The Arctic.

Cold, white, beautiful and virtually pristine. And, according to this book's authors, also endangered.

At first glance, Vanishing World would appear to be a table book; an afterthought, decoration, or conversation piece. If you open it up and look at its contents, it certainly conveys much more than just that.

Broken into three main chunks - Ice, Water, and Future, it contains dozens of beautiful photos of natural arctic landscape and its myriad inhabitants: The Polar Bear, the Arctic Fox, the Ringed Seal Ivory Gulls, and more. These animals have a dependence on each other, for food or otherwise, and the arctic itself for survival.

In fact, peppered throughout the intentionally sparse dialog is a description of the animals' life and how this dependence is being put in peril by the changing climate. Glaciers are another animal that inhabits the arctic, and to that end, their peril also is portrayed.

It covers the seasons equally well, showing the stunning beauty of the short arctic summer, where the sun never sets...the moss, lichen and flowers as well as other creatures like reindeer and the walrus

The Future, as portrayed in Vanishing World is, frankly, painted as very bleak. The bulk of the dialog in this book is contained in this section. It goes into great detail about the equipment and how the photographers and crew dealt with the animals and conditions the arctic brings. There is a large labor of love that went into this book, and by no means does this go unappreciated by this reviewer.

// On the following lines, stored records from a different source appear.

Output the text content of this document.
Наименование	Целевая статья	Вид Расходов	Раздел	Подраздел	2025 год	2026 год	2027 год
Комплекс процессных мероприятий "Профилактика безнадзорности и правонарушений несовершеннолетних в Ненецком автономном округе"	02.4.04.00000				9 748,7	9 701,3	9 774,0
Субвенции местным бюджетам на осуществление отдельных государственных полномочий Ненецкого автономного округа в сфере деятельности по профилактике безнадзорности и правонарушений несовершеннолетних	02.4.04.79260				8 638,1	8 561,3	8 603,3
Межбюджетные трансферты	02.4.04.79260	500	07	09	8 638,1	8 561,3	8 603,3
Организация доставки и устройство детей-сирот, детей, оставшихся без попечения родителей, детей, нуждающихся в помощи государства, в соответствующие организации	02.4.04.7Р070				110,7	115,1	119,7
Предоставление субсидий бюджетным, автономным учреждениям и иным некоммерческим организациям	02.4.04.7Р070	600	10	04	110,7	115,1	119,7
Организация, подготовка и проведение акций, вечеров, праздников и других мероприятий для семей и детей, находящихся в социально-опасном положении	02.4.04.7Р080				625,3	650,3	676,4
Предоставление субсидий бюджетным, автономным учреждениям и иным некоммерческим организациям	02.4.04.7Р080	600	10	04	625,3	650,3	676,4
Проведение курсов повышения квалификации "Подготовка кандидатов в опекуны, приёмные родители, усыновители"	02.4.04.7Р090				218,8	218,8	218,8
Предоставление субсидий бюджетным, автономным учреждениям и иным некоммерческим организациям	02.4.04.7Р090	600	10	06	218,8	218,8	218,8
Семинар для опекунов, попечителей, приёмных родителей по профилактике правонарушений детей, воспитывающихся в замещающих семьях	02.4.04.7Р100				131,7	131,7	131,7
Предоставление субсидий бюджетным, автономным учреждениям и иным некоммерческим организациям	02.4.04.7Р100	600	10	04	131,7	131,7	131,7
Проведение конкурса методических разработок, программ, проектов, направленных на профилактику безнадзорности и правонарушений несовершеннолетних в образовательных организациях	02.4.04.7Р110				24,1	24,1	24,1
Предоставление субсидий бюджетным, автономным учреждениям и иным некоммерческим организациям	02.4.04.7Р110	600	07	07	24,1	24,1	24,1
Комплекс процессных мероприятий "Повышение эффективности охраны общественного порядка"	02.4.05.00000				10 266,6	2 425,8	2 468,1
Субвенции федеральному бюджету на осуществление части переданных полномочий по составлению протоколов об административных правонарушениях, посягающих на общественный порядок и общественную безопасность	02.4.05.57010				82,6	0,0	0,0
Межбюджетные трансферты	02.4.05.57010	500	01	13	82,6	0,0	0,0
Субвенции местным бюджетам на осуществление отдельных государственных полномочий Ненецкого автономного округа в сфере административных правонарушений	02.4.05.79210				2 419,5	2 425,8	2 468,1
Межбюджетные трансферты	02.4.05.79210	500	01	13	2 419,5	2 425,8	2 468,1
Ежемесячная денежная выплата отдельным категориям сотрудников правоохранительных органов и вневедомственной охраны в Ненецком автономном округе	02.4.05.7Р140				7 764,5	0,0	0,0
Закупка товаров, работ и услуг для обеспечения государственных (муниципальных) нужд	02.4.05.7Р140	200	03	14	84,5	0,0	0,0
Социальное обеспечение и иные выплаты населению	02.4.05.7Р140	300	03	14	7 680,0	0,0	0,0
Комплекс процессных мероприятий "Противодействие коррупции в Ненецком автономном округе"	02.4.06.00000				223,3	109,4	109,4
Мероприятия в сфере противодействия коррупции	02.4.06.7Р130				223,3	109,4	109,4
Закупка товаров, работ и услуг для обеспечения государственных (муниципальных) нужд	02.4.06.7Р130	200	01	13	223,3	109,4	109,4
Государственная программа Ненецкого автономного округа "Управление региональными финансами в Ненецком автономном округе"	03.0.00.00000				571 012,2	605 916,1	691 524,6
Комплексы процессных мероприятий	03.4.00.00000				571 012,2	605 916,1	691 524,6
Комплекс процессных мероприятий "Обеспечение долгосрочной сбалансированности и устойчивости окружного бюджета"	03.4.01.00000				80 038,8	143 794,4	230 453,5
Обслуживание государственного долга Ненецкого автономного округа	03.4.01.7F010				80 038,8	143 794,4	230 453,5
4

There is an agenda to this book, of course. It would portray the arctic as an unwitting victim of a man-made and seemingly curable disease called global warming. Its coda, a section at the very end called Make a Difference, once again sounds the alarm for the seemingly undeniable argument about the seriousness of global warming and indeed urges one to support and join a select group of global warming causes listed there.

Those of you who come to this site regularly will understand that I don't dispute the anomaly that we call global warming may exist on some level, but it does not mean man caused it, nor does it mean it is unstoppable, or that the arctic, which, as WE KNOW IT NOW, has survived for years through myriad climatic shifts, will now self destruct, putting at risk all that lives within and irreparably alter the world.

My quibbles include dialog with very general statements: "Most glaciers have been retreating since the middle of the 19th century. However, during the last two decades global warming has greatly accelerated their retreat. As this trend continues, the future of cold is becoming uncertain." Reference?

Of course, it does describe in logical and scientifically palatable passages the path the earth is now taking due to the increase in CO2 emissions due to burning of fossil fuels and the planet's balance being put out of kilter, the movement of the glaciers due to melting, etc. Different scientific studies and their arguments could render these passages as mere conjecture, but that depends on which version of the truth you want to believe.

Vanishing World is a beautiful and detailed look into a world seldom seen by most of us. The arctic is a place that should be cherished and preserved and by no means am I promoting the destruction of wilderness in ANY form. I am saying the book would have been better served without the heavy-duty rhetoric.

Of course, it was the authors' intent to get their point across and to that end, they make a compelling argument. Whether one chooses to believe it or not is up to them.